Estate planning in Colombia

  • Author : Luz Clemencia Alfonso
  • Date : August/September
ABOUT THE AUTHOR: Luz Clemencia Alfonso is a Partner at Lewin & Wills Attorneys at Law, Colombia

When thinking about estate planning for individuals and families, legal and regulatory aspects must be considered in order to determine the best planning structures.

A country investment environment for wealth-planning purposes includes the flexibility for both establishing family partnerships and managing those partnerships, the country’s political, economic and legal stability, and the existence of non-discrimination rules. The country’s tax-treaty network and how often laws are amended are also vital considerations.

Estate planning for Latin American families is affected by changes in the legal, tax and regulatory environment. The examples below show how frequently legal developments in Colombia influence estate planning.

Simplified stock companies

Corporate law is affected by the simplified joint stock companies regime (Sociedades por Acciones Simplificada, or SAS).

In general, SAS companies are established and operate with fewer formal requirements than Colombian stock companies, as their shareholders can determine the rules that will govern the company’s operation with fewer restrictions than when implementing other types of companies. This has proved to be relevant when implementing estate-planning structures in Colombia.

The advantages offered by this new type of company include:

1the ability to incorporate the entity through a private document rather than a public deed2the possibility for the company’s stock capital to be held by a single person; and3the ability to establish, in a flexible fashion, the conditions, proportions and terms for the company’s capital stock to be subscribed and paid in.

When facing estate planning, parents are often interested in transferring assets to their future heirs before the end of their life, to minimise the economic impact of future estate taxation. However, they are also interested in keeping control of the company assets and in receiving the income generated by the assets until the end of their life. SAS companies provide this type of flexibility in so far as parents can transfer shares to their heirs while keeping control of the company.
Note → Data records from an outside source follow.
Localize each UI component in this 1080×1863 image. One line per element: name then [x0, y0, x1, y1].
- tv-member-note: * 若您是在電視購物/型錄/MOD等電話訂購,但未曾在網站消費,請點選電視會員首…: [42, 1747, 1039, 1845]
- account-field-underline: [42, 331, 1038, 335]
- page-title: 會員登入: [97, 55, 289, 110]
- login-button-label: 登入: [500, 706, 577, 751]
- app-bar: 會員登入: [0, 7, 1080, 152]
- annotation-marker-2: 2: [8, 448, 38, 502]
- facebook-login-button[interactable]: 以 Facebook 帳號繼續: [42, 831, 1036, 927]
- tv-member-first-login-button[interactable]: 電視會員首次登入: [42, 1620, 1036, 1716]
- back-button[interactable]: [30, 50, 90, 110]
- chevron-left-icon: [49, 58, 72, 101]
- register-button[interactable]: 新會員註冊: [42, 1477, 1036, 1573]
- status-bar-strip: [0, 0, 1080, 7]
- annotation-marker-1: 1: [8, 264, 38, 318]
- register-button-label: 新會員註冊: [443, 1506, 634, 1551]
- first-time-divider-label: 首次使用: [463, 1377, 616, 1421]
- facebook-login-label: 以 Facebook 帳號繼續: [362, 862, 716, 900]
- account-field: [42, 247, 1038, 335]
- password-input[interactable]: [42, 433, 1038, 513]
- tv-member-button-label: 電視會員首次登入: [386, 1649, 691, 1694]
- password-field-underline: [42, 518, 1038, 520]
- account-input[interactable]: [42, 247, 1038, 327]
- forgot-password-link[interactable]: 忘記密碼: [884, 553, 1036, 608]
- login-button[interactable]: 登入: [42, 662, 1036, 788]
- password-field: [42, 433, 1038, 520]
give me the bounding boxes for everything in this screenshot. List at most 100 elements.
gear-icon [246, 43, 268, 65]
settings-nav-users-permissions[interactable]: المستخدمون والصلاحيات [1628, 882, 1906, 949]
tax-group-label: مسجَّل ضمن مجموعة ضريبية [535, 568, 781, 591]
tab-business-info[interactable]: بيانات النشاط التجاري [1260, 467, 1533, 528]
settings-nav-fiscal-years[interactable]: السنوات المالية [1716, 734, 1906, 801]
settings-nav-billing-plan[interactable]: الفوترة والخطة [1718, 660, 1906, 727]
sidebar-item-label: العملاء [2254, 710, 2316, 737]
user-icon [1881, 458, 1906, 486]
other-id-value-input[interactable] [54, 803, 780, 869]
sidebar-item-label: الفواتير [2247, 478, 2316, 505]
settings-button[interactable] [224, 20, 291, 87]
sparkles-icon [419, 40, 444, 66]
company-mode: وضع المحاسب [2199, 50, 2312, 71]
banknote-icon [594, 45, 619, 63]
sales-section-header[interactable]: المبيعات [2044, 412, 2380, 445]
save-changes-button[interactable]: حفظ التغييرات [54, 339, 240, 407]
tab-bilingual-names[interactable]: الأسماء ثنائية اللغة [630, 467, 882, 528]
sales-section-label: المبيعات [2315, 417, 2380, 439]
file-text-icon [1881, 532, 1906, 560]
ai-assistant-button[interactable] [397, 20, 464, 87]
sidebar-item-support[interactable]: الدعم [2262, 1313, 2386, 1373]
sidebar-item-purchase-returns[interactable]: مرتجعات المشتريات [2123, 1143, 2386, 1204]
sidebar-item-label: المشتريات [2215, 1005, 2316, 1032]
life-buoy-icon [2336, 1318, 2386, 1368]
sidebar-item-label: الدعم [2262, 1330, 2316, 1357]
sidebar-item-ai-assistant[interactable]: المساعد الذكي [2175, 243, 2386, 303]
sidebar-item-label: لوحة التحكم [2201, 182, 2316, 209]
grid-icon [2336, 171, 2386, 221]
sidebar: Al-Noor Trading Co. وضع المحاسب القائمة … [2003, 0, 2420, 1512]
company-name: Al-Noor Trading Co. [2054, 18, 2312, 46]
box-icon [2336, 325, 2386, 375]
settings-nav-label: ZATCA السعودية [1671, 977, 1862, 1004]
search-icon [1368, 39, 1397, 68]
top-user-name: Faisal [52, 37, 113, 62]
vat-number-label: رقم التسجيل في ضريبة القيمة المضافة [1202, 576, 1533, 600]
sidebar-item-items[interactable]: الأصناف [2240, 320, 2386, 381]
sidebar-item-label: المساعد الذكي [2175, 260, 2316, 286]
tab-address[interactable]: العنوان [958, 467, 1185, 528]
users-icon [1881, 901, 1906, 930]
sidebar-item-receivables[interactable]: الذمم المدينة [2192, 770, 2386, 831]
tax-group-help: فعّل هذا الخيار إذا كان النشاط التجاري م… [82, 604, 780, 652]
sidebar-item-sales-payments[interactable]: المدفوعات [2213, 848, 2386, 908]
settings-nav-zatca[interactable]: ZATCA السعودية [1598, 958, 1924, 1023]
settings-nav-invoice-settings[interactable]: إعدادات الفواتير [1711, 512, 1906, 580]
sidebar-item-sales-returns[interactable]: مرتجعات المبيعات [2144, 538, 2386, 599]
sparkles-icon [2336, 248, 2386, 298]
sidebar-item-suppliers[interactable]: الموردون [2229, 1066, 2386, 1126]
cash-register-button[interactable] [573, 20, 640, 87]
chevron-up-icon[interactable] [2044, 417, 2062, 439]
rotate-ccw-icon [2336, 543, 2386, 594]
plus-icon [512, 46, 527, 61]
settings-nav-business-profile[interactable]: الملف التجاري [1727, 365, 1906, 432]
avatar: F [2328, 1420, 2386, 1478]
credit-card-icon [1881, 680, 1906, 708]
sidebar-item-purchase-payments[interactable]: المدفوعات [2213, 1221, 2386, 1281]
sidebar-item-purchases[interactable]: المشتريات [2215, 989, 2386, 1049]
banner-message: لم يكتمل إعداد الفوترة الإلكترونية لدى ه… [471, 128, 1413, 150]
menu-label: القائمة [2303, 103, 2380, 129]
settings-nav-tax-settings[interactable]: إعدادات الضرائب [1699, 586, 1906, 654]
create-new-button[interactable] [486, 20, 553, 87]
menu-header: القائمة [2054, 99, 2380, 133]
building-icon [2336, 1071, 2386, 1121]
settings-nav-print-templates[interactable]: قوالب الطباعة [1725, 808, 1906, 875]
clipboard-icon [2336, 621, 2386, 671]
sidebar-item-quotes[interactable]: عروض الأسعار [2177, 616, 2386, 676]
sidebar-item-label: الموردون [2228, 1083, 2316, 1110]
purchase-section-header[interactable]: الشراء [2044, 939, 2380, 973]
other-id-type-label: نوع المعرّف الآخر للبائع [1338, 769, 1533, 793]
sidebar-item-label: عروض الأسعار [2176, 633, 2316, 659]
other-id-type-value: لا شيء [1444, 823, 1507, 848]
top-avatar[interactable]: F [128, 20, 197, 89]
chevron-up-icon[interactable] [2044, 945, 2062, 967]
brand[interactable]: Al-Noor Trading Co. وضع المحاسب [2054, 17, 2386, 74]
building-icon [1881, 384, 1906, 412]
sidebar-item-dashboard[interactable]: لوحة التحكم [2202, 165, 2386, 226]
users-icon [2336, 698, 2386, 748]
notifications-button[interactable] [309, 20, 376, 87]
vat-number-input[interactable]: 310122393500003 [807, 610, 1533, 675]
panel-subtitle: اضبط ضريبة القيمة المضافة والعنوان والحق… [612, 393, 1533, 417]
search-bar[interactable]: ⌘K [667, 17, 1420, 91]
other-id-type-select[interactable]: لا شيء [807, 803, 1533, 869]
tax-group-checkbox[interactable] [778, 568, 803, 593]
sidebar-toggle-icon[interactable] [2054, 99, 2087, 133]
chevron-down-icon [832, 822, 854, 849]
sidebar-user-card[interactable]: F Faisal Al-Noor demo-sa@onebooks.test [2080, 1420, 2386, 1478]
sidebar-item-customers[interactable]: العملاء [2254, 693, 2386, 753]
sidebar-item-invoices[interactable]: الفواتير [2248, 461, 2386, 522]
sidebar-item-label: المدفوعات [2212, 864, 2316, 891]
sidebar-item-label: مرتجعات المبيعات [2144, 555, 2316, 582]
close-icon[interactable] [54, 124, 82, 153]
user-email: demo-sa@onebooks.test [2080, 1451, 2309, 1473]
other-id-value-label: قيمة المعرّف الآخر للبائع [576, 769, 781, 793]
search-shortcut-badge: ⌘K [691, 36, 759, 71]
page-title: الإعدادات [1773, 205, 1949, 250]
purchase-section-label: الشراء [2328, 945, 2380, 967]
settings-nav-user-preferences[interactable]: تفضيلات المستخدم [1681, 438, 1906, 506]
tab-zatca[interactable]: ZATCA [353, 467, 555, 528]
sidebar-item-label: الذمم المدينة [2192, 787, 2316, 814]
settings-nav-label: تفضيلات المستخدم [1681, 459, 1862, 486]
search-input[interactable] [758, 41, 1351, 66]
Therefore, SAS companies have proved to be a useful vehicle for Colombian estate planning.

Tax developments

The core of Colombian tax regulations was enacted in 1961 and 1974. However, almost every two years a tax reform is approved. Colombia has begun to negotiate tax treaties following the OECD model. Five years ago the only instrument to avoid double taxation was Decision 578, issued by the Andean Community of Nations (Peru, Ecuador and Bolivia). Today, Colombia has tax treaties with Spain, Chile and Switzerland. Further, Colombia has signed agreements with Mexico and Canada that are currently being ratified, and has already negotiated agreements with Korea, Belgium, France, the Czech Republic and India. The agenda for negotiating future tax treaties includes Venezuela, the UK, the US, the Netherlands, Japan, Italy, Germany, China, Sweden, Denmark and Austria.

Tax treaties directly affect estate-planning structures. For instance, the capital gains and the immovable property provisions should always be considered when transferring stock or immovable property, given the different outcomes that can be encountered.

Finally, the government is preparing a new tax reform that could affect estate planning. The text of the tax reform is still confidential, but some non-official drafts have announced a reduction of the rate of capital gains on estates.

Foreign exchange

Colombia has an international exchange regime according to which certain operations must be channelled through the exchange market and reported to the Central Bank.

Until 1991, Colombian authorities intervened in all operations involving currency transactions and centralised their management in the Central Bank. According to these restrictive regulations, only expressly authorised operations could be entered into. Further, the negotiation and free possession of foreign currency was not permitted. Since 1991 the exchange regime has become more flexible, but meeting certain requirements is still necessary and these requirements should always be considered when implementing estate-planning structures.

In conclusion, Colombia has adopted new corporate, tax and exchange regulations that enable the structuring of tailor-made estate-planning schemes that are more consistent with international trends.